How we cite our quotes:
"Nor have I seen
a mightier man-at-arms on this earth
than the one standing here: unless I am mistaken,
he is truly noble. This is no mere
hanger-on in a hero's armour." (244-251)
Undaunted, sitting astride his horse,
the coast-guard answered, "Anyone with gumption
and a sharp mind will take the measure
of two things: what's said and what's done.

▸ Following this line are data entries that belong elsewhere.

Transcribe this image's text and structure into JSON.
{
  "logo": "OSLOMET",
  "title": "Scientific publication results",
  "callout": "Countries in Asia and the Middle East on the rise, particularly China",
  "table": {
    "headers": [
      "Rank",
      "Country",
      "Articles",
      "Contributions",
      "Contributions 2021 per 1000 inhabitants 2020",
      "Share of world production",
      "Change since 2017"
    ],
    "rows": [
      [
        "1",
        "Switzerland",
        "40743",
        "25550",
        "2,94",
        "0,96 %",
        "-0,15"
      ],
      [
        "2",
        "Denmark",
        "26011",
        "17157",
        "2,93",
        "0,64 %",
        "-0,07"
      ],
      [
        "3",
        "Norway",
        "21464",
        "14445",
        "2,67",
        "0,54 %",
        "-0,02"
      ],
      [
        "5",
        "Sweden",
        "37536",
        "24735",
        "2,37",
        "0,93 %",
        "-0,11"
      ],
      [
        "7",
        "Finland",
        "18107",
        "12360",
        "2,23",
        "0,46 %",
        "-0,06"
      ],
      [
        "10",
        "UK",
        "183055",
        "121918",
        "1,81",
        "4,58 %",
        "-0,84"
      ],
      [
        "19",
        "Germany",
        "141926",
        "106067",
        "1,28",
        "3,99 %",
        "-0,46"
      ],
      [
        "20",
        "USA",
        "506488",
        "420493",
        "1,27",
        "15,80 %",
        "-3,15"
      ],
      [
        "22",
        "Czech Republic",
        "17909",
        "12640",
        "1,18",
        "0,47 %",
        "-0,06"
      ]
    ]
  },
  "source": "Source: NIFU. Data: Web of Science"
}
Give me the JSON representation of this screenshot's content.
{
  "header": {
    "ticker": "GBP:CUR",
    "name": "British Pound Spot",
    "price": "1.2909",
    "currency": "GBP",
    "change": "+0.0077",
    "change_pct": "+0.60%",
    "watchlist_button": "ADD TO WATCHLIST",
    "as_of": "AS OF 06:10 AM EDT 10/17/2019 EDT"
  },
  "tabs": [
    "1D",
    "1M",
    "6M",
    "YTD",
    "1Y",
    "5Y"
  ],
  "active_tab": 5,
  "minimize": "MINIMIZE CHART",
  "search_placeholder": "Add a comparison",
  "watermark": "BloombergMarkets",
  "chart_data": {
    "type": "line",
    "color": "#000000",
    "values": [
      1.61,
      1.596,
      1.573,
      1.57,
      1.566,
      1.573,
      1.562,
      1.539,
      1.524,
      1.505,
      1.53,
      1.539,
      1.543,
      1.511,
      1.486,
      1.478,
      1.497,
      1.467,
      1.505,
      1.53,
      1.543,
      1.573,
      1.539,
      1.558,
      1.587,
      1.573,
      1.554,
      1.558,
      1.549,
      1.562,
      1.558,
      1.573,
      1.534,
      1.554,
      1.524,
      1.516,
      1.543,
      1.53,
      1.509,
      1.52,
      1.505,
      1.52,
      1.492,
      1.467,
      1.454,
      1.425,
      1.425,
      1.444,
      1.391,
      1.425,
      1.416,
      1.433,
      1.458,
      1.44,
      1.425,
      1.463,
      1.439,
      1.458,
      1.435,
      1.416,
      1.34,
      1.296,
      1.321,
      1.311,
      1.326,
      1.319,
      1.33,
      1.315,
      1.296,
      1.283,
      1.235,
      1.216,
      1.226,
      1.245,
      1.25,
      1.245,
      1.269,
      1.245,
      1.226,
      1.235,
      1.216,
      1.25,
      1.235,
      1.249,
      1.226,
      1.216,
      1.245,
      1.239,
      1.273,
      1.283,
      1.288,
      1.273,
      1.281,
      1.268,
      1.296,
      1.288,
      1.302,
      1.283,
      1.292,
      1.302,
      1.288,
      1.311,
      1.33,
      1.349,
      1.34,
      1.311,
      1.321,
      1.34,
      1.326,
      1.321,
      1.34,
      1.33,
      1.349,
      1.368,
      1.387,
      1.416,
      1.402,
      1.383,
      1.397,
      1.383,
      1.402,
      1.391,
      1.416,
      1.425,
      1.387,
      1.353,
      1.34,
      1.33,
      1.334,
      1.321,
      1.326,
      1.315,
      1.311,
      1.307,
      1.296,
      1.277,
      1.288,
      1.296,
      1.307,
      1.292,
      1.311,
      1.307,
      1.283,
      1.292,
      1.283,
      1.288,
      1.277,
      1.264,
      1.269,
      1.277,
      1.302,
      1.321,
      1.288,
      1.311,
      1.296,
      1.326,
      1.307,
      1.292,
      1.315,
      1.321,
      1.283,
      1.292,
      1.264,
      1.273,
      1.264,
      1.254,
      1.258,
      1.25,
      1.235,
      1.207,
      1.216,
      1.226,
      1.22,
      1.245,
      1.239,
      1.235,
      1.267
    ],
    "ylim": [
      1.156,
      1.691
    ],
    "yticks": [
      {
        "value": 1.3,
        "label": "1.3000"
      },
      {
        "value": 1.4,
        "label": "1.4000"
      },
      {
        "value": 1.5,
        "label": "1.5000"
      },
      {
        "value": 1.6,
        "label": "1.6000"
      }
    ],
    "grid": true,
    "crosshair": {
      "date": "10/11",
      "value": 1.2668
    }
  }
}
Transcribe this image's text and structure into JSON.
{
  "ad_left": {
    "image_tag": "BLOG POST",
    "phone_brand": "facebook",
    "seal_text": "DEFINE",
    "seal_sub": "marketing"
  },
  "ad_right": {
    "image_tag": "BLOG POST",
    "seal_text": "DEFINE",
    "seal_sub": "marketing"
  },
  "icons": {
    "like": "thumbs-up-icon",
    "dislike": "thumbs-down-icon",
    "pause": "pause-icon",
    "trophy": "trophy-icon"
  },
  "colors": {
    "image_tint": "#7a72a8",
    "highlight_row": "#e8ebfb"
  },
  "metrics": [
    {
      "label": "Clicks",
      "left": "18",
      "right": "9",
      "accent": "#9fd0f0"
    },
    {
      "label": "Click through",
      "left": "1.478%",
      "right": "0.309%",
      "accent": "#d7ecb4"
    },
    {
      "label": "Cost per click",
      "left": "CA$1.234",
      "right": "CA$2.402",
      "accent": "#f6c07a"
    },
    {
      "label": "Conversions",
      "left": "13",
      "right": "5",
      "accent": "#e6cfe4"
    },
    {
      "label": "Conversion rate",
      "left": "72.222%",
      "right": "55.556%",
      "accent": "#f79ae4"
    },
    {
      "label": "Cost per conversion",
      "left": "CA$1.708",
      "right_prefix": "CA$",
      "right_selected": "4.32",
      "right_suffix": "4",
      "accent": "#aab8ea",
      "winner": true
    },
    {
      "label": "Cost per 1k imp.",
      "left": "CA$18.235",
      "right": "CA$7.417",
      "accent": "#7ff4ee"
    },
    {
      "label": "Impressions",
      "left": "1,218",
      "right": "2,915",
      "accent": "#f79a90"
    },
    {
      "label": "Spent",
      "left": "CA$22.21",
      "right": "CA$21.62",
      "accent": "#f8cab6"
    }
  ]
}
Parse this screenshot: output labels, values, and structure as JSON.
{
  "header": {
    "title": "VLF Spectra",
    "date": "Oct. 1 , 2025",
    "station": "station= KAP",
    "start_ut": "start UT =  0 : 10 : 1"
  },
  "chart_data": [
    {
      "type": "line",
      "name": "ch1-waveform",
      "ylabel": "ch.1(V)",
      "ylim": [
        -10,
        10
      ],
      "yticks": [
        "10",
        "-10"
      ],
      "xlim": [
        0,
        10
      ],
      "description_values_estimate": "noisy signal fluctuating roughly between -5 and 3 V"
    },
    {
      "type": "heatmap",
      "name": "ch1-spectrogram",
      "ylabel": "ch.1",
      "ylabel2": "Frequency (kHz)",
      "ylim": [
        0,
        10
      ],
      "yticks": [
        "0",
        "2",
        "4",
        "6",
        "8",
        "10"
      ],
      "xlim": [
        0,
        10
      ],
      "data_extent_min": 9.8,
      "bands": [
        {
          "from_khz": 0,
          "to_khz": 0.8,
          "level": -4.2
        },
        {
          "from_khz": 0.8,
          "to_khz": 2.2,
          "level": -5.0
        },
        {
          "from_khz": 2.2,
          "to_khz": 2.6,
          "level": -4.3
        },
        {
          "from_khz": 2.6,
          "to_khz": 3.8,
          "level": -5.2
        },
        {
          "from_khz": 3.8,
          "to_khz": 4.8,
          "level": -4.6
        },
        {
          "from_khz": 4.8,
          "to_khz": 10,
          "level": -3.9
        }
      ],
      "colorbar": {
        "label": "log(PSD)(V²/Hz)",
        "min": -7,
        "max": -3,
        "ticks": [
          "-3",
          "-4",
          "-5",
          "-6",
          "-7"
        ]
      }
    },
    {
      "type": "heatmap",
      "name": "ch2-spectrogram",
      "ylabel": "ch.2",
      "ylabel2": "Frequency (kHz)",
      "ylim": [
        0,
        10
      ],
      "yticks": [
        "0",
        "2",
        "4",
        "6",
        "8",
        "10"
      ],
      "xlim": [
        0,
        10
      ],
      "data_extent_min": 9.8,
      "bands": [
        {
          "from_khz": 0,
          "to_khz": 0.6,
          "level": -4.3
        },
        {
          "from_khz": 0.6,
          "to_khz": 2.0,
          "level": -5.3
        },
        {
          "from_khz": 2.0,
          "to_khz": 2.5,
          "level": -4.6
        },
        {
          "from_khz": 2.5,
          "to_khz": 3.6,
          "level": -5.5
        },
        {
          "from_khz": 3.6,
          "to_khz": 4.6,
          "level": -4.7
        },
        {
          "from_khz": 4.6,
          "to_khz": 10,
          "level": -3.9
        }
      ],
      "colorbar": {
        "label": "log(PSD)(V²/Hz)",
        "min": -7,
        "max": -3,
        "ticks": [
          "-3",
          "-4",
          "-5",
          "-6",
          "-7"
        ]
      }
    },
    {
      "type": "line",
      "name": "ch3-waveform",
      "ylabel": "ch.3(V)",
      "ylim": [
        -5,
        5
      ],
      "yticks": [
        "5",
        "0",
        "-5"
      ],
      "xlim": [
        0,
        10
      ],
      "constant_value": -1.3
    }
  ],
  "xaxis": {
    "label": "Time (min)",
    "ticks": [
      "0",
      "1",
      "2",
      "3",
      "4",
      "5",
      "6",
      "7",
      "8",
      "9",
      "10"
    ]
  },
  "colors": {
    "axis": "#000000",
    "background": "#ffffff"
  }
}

I believe what you have told me: that you are a troop
loyal to our king." (286-291)
To us as 21st century readers, this sounds as though the coast-guard is distinguishing between things that are done as "real" and things that are said as "just talk." But that's the perspective of our culture. In medieval Scandinavian culture, talk was just as important as deeds, as long as they matched. Beowulf's declaration of himself and his intentions is a convincing speech that establishes his identity to the guard's satisfaction.
The man whose name was known for courage,
the Geat leader, resolute in his helmet,
answered in return: "We are retainers
from Hygelac's band. Beowulf is my name." (340-343)
On its own, this quote might not look like much, but it takes the poem a long time to get around to mentioning Beowulf's name directly. Beowulf literally announces himself, proclaiming his name and invoking the reputation he has built up for himself in the past through his great deeds.